I remember a crusty old guy in Florida showing me his watermelon field that was full of weeds. I said something about it and he said the weeds actually shaded the watermelons keeping them from sunburning and he had no intention of removing them. I don't know if this is necessarily true or if he just didn't feel like doing anything about it but apparently he didn't think the weeds were causing economic harm and there were a lot of watermelons in spite of the weeds.

1 comments

Funny. Masanobu Fukuoka in One Straw Revolution argues for a similar approach in orchard maintenance, if I recall correctly: allowing all sorts of plants to grow below the trees and provide ground cover.
When growing plants such as carrots, as mentioned in the parent article, the crops are competing with the weeds for space, sunlight, and nutrients. In the orchard this is not an issue, and the ground cover can be beneficial to the crop.
In carrots (which are densely planted like four rows to a bed) weeds sometimes do come up in the bed between plants. They usually aren't many because the carrot tops get so dense they smother most weeds out. You can't cultivate those weeds with a tractor (without destroying the carrots) and I don't think they have a roundup resistant carrot. So it's people walking the rows with hoes from what I've seen, or some other herbicide carrots are immune too.
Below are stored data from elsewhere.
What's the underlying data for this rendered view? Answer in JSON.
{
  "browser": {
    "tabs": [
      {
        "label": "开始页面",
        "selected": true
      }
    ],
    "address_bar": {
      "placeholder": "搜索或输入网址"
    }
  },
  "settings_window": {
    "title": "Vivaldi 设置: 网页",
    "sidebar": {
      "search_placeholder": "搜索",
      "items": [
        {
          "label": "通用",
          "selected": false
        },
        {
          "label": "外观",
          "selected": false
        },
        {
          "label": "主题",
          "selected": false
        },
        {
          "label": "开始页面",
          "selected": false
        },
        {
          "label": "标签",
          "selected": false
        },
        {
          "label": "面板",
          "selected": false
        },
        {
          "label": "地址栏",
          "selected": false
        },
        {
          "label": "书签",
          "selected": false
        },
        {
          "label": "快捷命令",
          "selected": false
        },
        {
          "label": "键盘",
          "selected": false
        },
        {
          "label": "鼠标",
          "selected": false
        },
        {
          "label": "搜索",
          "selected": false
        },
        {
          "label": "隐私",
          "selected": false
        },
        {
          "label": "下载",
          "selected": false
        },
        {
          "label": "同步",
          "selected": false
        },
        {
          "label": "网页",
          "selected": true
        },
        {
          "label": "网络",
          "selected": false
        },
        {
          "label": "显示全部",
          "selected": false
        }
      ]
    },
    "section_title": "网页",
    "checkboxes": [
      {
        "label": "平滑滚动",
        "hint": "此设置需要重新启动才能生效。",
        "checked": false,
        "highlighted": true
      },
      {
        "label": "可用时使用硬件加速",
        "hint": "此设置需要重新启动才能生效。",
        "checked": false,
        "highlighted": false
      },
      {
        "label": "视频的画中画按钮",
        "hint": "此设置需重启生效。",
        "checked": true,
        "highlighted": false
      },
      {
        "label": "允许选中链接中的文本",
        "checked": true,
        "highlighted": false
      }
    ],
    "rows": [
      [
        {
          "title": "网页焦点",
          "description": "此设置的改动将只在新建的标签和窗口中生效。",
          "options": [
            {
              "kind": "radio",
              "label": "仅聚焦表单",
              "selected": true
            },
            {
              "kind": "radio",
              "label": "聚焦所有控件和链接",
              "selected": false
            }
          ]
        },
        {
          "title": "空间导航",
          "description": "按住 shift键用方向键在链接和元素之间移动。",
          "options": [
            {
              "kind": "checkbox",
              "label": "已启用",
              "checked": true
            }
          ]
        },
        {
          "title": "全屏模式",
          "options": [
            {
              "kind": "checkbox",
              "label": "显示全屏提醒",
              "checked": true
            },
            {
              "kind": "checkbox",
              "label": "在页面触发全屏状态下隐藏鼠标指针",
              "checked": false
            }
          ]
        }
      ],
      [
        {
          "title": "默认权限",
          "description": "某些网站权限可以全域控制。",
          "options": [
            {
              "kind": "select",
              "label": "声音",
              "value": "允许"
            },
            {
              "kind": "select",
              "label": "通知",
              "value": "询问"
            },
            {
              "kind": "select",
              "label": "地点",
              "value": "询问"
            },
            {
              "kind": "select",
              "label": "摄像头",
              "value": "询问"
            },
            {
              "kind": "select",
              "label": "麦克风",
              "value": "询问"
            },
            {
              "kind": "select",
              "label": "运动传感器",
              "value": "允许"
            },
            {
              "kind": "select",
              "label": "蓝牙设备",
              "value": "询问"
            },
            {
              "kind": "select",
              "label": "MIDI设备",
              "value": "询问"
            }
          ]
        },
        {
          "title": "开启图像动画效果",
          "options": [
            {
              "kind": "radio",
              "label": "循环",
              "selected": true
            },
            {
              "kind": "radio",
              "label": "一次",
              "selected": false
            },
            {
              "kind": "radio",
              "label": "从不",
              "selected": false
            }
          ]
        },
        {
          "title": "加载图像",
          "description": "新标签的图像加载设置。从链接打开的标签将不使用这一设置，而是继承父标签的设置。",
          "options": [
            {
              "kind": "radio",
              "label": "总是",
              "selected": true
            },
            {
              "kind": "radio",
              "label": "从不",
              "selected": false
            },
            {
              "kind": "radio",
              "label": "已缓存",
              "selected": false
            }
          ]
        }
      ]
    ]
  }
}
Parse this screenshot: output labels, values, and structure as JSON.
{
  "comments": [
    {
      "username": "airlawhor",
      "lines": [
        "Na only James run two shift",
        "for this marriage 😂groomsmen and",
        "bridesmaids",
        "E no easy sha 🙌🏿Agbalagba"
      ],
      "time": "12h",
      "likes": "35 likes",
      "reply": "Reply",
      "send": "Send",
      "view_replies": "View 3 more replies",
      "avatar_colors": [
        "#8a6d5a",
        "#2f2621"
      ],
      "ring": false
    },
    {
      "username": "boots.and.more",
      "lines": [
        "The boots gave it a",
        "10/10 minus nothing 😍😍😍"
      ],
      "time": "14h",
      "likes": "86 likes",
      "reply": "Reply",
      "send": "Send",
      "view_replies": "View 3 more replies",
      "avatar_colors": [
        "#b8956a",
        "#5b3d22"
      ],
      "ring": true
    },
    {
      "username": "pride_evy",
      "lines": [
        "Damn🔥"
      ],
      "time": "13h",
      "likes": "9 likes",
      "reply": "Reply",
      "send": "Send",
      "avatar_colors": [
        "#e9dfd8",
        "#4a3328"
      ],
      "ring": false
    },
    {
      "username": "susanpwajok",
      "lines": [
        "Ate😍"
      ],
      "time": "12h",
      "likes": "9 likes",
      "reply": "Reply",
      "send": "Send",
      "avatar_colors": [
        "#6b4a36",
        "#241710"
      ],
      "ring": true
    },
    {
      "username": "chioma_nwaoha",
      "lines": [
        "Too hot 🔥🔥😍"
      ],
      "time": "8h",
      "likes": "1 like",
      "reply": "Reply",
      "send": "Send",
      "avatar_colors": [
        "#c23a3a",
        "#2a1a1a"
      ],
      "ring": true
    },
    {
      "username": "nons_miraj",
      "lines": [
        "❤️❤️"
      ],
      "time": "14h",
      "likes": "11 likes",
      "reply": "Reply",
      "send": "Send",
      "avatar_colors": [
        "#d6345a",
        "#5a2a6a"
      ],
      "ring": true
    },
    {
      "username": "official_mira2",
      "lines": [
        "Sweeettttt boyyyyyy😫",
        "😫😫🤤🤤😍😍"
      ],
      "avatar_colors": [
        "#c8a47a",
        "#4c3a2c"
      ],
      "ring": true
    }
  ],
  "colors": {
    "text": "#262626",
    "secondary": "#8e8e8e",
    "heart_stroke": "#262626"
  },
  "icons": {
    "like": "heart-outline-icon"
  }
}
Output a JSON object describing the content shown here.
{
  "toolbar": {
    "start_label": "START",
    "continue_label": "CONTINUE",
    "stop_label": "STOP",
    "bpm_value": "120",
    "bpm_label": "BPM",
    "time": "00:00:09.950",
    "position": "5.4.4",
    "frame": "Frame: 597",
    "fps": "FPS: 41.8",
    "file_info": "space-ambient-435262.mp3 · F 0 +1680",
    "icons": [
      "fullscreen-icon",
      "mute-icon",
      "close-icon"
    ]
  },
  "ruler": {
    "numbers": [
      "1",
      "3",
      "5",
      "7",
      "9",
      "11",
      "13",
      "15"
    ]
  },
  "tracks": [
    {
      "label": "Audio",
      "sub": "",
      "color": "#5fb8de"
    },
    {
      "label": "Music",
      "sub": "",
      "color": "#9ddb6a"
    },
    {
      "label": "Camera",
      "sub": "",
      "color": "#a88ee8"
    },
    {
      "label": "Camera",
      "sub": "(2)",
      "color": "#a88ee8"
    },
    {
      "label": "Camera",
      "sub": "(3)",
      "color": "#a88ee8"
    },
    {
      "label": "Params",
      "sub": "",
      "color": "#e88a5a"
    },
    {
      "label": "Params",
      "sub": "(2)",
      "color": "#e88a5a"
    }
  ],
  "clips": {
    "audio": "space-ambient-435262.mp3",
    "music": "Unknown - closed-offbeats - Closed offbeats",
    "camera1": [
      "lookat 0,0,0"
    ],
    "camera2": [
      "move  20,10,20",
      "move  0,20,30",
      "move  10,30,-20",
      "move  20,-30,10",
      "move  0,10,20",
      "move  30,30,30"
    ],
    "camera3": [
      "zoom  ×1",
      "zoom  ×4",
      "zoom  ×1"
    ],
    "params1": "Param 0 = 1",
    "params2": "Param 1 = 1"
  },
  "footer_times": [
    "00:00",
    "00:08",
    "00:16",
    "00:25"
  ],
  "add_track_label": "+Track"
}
The device in the article might be especially good for situations like this.
Oh, absolutely. One Straw Revolution isn't a weeds-are-good book. It's a description of less intrusive methods to maintain crop health.

For rice plantations, he does try to ensure weeds don't grow. I don't remember the exact methods advocated, but I believe it was placing straw all over the ground, and for some crop he grew clover in the downtime between harvest season and growing season, I think. I don't recall too much, though.